KI-Philosophie-Serie: Das Denken nicht den Suchmaschinen überlassen
Wenn Menschen nicht mehr eigenständig denken und von Algorithmen fremdgesteuert werden: Gewisse Tech-Giganten nutzen das psychologische Konzept der kognitiven Dissonanz. (Bildquelle: Reimund Bertrams auf Pixabay)

Von Choekyel Nyungmartsang Student des Studiengangs Artificial Intelligence & Machine Learning

KI, Kunst und Kritik: Studierende schreiben Essays über philosophisch-ethische Fragen rund um die Künstliche Intelligenz (KI). Etwa darüber, wie die KI gewisser Tech-Giganten unsere Gesellschaft polarisiert, indem sie uns in einen Teufelskreis führt. Mehr dazu in dieser letzten Folge unserer 8-teiligen KI-Philosophie-Serie.

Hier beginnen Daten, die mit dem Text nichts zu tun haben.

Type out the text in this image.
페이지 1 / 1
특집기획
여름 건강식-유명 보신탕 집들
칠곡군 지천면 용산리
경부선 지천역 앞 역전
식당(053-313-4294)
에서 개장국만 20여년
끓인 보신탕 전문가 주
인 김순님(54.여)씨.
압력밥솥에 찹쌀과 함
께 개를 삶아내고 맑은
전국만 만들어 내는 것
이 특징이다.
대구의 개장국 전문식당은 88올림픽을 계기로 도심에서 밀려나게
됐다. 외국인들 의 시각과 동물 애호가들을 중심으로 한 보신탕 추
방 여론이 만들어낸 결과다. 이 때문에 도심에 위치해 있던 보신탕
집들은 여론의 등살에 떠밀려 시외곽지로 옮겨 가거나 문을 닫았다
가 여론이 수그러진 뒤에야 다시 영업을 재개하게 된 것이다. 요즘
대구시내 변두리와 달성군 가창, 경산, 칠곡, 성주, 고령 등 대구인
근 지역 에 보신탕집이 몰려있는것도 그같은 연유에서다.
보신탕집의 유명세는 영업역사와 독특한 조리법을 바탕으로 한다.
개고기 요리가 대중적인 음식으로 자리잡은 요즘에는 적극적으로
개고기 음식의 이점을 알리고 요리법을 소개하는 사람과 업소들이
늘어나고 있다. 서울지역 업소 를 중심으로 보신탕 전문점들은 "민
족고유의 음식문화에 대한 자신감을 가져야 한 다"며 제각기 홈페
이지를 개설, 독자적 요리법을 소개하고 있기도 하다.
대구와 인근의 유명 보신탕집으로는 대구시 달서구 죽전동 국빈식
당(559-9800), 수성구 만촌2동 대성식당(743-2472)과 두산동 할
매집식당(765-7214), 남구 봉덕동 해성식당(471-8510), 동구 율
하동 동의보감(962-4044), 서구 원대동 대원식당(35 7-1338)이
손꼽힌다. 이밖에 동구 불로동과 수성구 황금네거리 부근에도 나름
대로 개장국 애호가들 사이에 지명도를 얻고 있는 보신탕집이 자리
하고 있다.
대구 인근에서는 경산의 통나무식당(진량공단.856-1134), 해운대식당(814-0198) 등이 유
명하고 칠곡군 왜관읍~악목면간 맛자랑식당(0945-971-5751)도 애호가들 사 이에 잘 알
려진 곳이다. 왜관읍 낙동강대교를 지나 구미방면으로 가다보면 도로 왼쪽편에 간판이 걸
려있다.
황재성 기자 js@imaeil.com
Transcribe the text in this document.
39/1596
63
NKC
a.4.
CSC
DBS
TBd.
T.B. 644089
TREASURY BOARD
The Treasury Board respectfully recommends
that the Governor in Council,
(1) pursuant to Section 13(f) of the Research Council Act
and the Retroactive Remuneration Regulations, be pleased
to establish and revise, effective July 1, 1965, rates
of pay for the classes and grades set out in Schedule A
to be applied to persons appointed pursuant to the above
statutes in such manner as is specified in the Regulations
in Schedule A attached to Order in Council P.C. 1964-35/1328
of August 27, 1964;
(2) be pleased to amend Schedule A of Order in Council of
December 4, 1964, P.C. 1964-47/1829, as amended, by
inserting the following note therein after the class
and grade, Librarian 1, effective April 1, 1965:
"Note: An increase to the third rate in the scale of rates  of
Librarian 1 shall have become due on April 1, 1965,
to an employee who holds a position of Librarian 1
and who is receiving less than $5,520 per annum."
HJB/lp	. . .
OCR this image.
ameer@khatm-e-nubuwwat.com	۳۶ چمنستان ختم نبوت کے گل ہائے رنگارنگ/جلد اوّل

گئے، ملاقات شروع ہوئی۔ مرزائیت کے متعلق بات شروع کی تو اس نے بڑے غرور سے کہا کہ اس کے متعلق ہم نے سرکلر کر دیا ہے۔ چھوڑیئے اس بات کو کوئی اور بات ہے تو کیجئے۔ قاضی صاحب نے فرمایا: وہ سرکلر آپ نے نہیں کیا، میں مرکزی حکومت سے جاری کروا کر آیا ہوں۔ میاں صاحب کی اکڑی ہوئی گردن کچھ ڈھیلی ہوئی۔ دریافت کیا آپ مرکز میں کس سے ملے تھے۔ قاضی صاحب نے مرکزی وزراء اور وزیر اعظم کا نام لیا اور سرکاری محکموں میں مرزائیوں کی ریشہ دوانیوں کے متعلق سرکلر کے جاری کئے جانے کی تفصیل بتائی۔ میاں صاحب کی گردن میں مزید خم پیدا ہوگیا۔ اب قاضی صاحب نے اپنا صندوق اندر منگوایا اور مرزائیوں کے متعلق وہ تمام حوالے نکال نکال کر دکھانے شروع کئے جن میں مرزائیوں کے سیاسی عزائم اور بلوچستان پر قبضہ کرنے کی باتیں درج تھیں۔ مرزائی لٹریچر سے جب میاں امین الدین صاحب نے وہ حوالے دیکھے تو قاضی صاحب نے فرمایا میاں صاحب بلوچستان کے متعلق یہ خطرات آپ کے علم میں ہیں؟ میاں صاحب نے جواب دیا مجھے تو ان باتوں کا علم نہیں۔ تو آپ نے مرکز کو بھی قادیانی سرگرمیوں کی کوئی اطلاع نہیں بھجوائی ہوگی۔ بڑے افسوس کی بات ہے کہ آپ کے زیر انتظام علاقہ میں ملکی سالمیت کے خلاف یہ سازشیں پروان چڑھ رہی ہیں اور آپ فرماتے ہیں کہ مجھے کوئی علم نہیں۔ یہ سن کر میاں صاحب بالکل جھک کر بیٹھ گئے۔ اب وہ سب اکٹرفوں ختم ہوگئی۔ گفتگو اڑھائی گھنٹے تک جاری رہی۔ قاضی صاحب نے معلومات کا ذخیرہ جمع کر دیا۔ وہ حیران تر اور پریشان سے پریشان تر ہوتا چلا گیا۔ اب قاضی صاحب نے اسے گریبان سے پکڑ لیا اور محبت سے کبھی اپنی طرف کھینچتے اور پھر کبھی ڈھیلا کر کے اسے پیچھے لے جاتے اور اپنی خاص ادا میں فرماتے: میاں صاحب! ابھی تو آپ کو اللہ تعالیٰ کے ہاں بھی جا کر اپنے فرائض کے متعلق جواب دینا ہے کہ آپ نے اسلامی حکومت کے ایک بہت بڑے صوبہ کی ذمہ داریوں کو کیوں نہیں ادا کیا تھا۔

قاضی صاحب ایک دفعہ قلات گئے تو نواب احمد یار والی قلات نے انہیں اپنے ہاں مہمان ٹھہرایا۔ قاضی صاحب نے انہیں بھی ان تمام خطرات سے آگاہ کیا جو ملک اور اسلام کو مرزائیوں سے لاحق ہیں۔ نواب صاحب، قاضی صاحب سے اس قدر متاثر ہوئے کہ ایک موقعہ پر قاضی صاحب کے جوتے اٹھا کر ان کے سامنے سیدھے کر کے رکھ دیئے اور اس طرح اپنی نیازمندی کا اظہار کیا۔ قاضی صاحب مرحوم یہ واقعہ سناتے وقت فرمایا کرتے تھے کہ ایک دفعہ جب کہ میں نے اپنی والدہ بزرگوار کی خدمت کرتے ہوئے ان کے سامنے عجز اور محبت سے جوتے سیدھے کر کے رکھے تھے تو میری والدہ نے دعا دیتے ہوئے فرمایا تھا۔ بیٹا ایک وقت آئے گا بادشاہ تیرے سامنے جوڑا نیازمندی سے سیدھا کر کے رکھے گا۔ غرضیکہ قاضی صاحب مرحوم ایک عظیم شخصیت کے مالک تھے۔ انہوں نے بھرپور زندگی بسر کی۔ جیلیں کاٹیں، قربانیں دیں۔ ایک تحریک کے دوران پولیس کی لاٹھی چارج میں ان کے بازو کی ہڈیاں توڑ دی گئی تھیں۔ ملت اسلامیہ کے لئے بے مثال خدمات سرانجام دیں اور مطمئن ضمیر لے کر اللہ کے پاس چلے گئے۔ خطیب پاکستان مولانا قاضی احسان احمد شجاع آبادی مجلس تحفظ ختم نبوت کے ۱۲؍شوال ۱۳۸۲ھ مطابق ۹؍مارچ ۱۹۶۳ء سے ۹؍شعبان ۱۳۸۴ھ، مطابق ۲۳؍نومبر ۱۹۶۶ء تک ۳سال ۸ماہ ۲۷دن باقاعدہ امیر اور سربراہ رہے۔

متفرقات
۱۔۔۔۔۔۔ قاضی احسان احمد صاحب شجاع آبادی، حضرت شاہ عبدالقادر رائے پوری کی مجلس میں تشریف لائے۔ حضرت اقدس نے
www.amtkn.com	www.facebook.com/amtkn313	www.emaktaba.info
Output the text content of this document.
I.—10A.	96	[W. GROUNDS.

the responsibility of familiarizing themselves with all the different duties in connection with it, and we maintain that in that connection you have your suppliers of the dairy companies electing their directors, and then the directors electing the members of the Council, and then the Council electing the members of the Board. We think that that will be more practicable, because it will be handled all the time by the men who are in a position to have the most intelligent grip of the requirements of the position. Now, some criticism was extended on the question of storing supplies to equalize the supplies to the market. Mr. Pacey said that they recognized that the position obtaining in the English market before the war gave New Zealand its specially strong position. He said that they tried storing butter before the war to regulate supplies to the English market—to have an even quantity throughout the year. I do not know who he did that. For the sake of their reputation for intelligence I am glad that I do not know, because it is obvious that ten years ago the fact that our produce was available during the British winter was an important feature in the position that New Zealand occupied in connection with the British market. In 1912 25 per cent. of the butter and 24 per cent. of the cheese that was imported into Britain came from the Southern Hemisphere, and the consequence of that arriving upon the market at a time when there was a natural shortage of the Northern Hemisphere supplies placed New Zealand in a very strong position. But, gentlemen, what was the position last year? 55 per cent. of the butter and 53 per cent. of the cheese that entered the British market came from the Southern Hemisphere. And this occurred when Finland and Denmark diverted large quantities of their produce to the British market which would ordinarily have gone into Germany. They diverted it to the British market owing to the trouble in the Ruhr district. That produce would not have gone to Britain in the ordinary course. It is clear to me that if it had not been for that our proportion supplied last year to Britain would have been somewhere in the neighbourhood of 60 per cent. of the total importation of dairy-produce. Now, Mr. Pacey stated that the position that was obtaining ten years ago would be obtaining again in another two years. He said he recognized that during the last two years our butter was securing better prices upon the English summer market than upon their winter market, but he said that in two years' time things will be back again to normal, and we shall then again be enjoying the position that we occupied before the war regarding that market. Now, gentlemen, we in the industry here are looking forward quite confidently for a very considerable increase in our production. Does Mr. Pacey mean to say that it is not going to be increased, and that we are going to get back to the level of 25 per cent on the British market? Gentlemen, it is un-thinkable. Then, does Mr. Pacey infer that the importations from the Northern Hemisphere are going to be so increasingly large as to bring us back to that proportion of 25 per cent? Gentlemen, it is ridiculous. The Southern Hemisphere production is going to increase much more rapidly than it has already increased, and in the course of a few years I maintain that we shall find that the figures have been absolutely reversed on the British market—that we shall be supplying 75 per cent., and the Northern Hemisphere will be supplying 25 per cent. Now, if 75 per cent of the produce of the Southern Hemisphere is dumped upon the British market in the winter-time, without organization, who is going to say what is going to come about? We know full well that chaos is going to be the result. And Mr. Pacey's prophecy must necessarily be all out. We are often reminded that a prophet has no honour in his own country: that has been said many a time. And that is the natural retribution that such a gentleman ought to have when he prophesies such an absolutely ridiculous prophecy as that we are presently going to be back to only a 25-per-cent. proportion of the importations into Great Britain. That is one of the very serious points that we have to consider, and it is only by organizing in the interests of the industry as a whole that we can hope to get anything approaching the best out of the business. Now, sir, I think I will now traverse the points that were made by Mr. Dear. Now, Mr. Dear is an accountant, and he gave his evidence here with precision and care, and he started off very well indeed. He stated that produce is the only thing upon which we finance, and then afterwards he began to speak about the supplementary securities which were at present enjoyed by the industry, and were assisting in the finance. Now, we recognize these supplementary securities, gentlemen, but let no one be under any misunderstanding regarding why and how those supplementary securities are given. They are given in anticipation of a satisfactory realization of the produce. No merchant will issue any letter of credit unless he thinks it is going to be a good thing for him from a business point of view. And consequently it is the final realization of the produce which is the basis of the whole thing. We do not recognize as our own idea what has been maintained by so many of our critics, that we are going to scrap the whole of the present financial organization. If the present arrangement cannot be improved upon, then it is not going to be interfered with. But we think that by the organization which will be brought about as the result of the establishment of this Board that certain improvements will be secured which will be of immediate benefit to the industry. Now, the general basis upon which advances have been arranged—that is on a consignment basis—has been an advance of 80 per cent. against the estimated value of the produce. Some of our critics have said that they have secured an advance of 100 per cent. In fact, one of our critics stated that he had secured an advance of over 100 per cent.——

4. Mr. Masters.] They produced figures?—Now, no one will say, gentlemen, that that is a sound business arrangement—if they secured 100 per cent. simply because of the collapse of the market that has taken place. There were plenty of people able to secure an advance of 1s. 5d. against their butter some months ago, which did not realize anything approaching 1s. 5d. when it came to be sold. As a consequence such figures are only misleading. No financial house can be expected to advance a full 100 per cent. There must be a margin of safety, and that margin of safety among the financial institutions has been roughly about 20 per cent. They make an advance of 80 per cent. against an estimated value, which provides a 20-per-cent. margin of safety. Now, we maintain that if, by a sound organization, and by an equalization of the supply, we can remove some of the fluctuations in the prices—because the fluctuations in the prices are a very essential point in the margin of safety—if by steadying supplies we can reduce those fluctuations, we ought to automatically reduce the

Künstliche Intelligenz (KI) hat längst Einzug in unzählige unserer Lebensbereiche gehalten. So wird unter anderem der Grossteil unserer Suchanfragen durch ein neuronales Netzwerk geleitet, um die Resultate penibel auf unsere Wünsche, Bedürfnisse und Interessen abzustimmen. Dabei spielt der immense Daten-Fussabdruck, den wir im Internet hinterlassen, eine grosse Rolle.

Je mehr die Tech-Giganten über uns wissen, desto akkurater erscheinen die Inhalte, die sie uns anzeigen. Auch soziale Medien haben das enorme Potenzial der KI-gestützten Such- und Empfehlungsalgorithmen erkannt.

Empfehlungsalgorithmen schaffen einen Teufelskreis.

Auf den ersten Blick scheint es unproblematisch, dass sie uns nur das anzeigen, was unseren eigenen Interessen entspricht – besonders in einer Zeit, in der man die Flut an Informationen kaum mehr bewältigen kann.

Doch diese Bequemlichkeit hat auch eine negative Seite: Sie führt zu einer schleichenden Polarisierung und Extremisierung der Gesellschaft.

Fake News auf dem Silbertablett

Für die Tech-Giganten ist es wichtig, ihre Benutzerinnen und Benutzer so lange wie möglich an sich zu binden. Dazu nutzen sie das Konzept der kognitiven Dissonanz: Dieses besagt, dass Menschen dazu neigen, Informationen, die ihren Ansichten entsprechen, bevorzugt wahrzunehmen und sich an diese auch besser zu erinnern.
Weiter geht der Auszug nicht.